Venezuela is now a world leader in the production of desperation. In the early 2000s, socialist strongman Hugo Chávez created a system, funded by oil revenue, in which food, education and health care were all essentially free. Salaries were small but were mainly used for extras, not essentials. When the price of oil crashed, so did the system of subsidies. Poor and middle-class Venezuelans were left only with their salaries, paid in a local currency that hyperinflation rendered essentially worthless. Some products are still available, but only when purchased with U.S. dollars.
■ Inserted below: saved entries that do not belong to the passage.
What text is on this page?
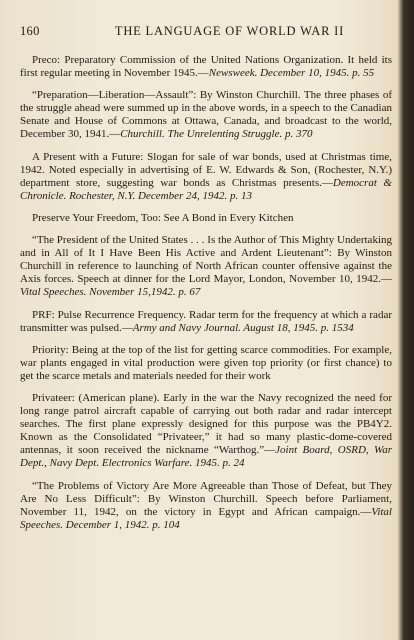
160	THE LANGUAGE OF WORLD WAR II

Preco: Preparatory Commission of the United Nations Organization. It held its first regular meeting in November 1945.—Newsweek. December 10, 1945. p. 55

“Preparation—Liberation—Assault”: By Winston Churchill. The three phases of the struggle ahead were summed up in the above words, in a speech to the Canadian Senate and House of Commons at Ottawa, Canada, and broadcast to the world, December 30, 1941.—Churchill. The Unrelenting Struggle. p. 370

A Present with a Future: Slogan for sale of war bonds, used at Christmas time, 1942. Noted especially in advertising of E. W. Edwards & Son, (Rochester, N.Y.) department store, suggesting war bonds as Christmas presents.—Democrat & Chronicle. Rochester, N.Y. December 24, 1942. p. 13

Preserve Your Freedom, Too: See A Bond in Every Kitchen

“The President of the United States . . . Is the Author of This Mighty Undertaking and in All of It I Have Been His Active and Ardent Lieutenant”: By Winston Churchill in reference to launching of North African counter offensive against the Axis forces. Speech at dinner for the Lord Mayor, London, November 10, 1942.—Vital Speeches. November 15,1942. p. 67

PRF: Pulse Recurrence Frequency. Radar term for the frequency at which a radar transmitter was pulsed.—Army and Navy Journal. August 18, 1945. p. 1534

Priority: Being at the top of the list for getting scarce commodities. For example, war plants engaged in vital production were given top priority (or first chance) to get the scarce metals and materials needed for their work

Privateer: (American plane). Early in the war the Navy recognized the need for long range patrol aircraft capable of carrying out both radar and radar intercept searches. The first plane expressly designed for this purpose was the PB4Y2. Known as the Consolidated “Privateer,” it had so many plastic-dome-covered antennas, it soon received the nickname “Warthog.”—Joint Board, OSRD, War Dept., Navy Dept. Electronics Warfare. 1945. p. 24

“The Problems of Victory Are More Agreeable than Those of Defeat, but They Are No Less Difficult”: By Winston Churchill. Speech before Parliament, November 11, 1942, on the victory in Egypt and African campaign.—Vital Speeches. December 1, 1942. p. 104
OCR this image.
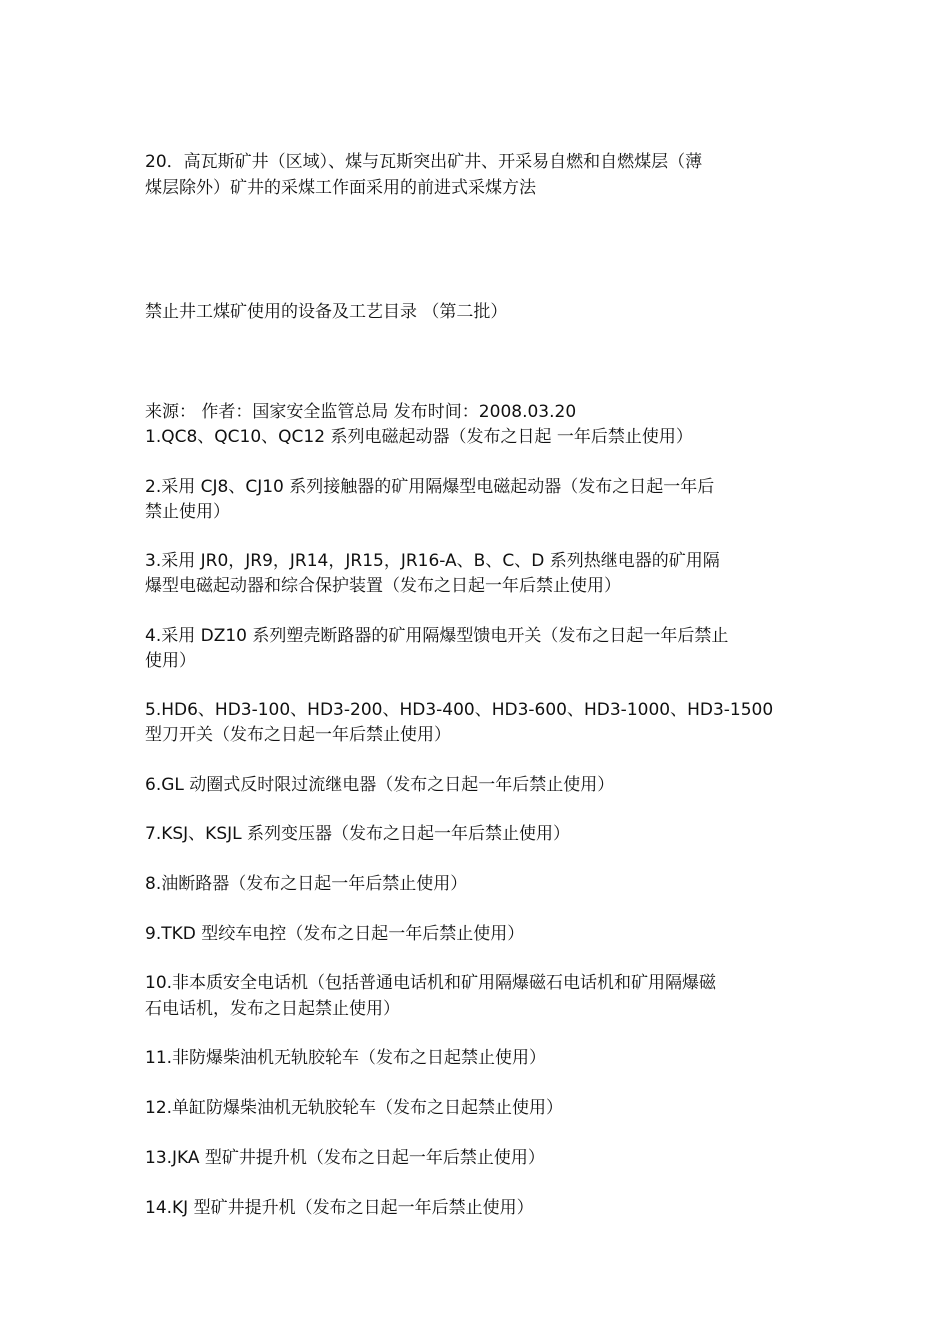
20．高瓦斯矿井（区域）、煤与瓦斯突出矿井、开采易自燃和自燃煤层（薄
煤层除外）矿井的采煤工作面采用的前进式采煤方法
禁止井工煤矿使用的设备及工艺目录 （第二批）
来源： 作者：国家安全监管总局 发布时间：2008.03.20
1.QC8、QC10、QC12 系列电磁起动器（发布之日起 一年后禁止使用）
2.采用 CJ8、CJ10 系列接触器的矿用隔爆型电磁起动器（发布之日起一年后
禁止使用）
3.采用 JR0，JR9，JR14，JR15，JR16-A、B、C、D 系列热继电器的矿用隔
爆型电磁起动器和综合保护装置（发布之日起一年后禁止使用）
4.采用 DZ10 系列塑壳断路器的矿用隔爆型馈电开关（发布之日起一年后禁止
使用）
5.HD6、HD3-100、HD3-200、HD3-400、HD3-600、HD3-1000、HD3-1500
型刀开关（发布之日起一年后禁止使用）
6.GL 动圈式反时限过流继电器（发布之日起一年后禁止使用）
7.KSJ、KSJL 系列变压器（发布之日起一年后禁止使用）
8.油断路器（发布之日起一年后禁止使用）
9.TKD 型绞车电控（发布之日起一年后禁止使用）
10.非本质安全电话机（包括普通电话机和矿用隔爆磁石电话机和矿用隔爆磁
石电话机，发布之日起禁止使用）
11.非防爆柴油机无轨胶轮车（发布之日起禁止使用）
12.单缸防爆柴油机无轨胶轮车（发布之日起禁止使用）
13.JKA 型矿井提升机（发布之日起一年后禁止使用）
14.KJ 型矿井提升机（发布之日起一年后禁止使用）
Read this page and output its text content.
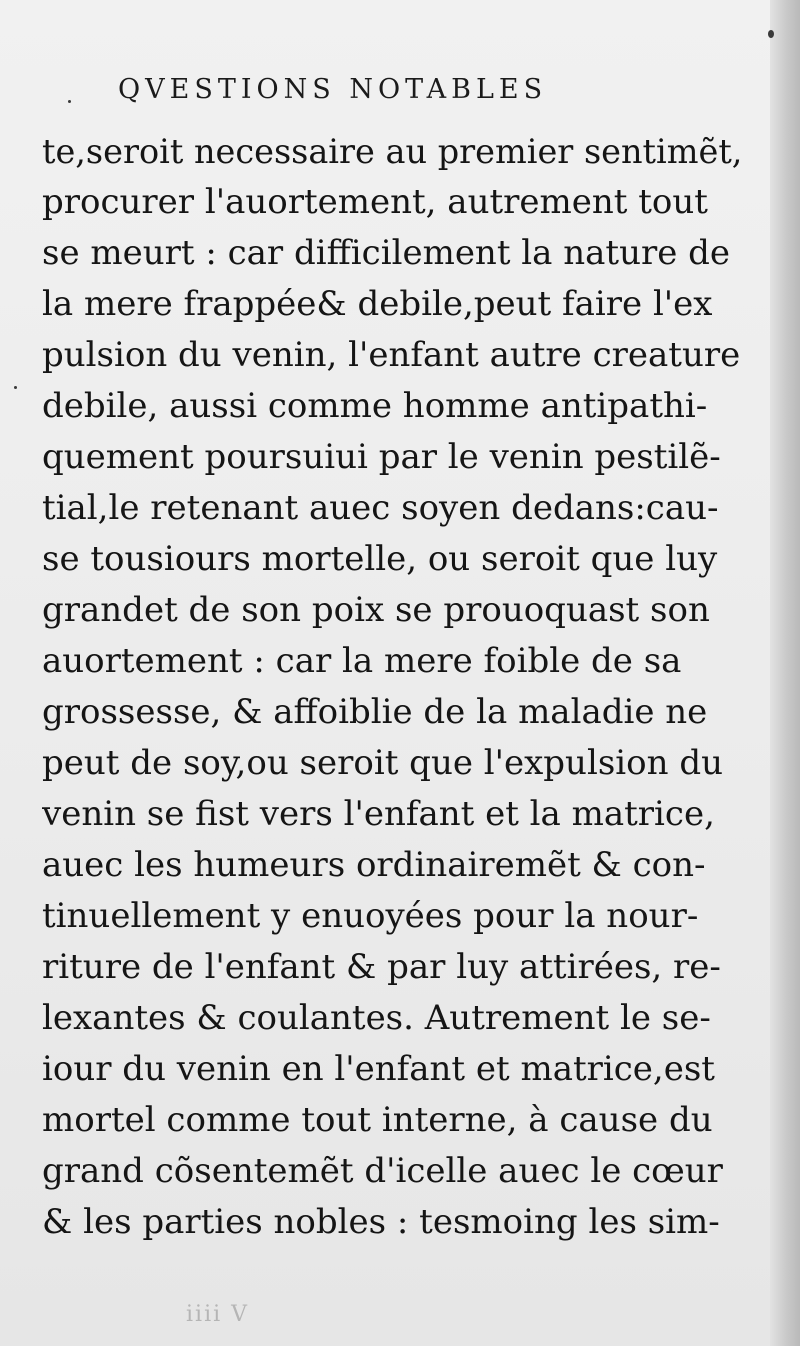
QVESTIONS NOTABLES
te,seroit necessaire au premier sentimẽt,
procurer l'auortement, autrement tout
se meurt : car difficilement la nature de
la mere frappée& debile,peut faire l'ex
pulsion du venin, l'enfant autre creature
debile, aussi comme homme antipathi-
quement poursuiui par le venin pestilẽ-
tial,le retenant auec soyen dedans:cau-
se tousiours mortelle, ou seroit que luy
grandet de son poix se prouoquast son
auortement : car la mere foible de sa
grossesse, & affoiblie de la maladie ne
peut de soy,ou seroit que l'expulsion du
venin se fist vers l'enfant et la matrice,
auec les humeurs ordinairemẽt & con-
tinuellement y enuoyées pour la nour-
riture de l'enfant & par luy attirées, re-
lexantes & coulantes. Autrement le se-
iour du venin en l'enfant et matrice,est
mortel comme tout interne, à cause du
grand cõsentemẽt d'icelle auec le cœur
& les parties nobles : tesmoing les sim-
iiii V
The minimum wage in Venezuela is now worth about $6 a month, while one kilo of corn meal (about 2.2 pounds) costs about a quarter of that amount. Add to this the rolling blackouts, hospitals without gauze or painkillers, no propane for cooking and chronic shortages of toilet paper and hygiene products. Add to this a regime that stays in power through brutal oppression, enforced by the national guard, as well as deputized street gangs known as “colectivos.” The result is a country that more than 4 million refugees have chosen to flee.
The recently reopened Simón Bolívar International Bridge in Cúcuta is where most refugees walk out of Venezuela. Those fortunate enough to get remittances from relatives abroad can pick up dollars at a Western Union station on the Colombia side and pay for a bus trip to their destination. But the very poor are left to walk through the mountains, or subsist by begging or petty smuggling across the border.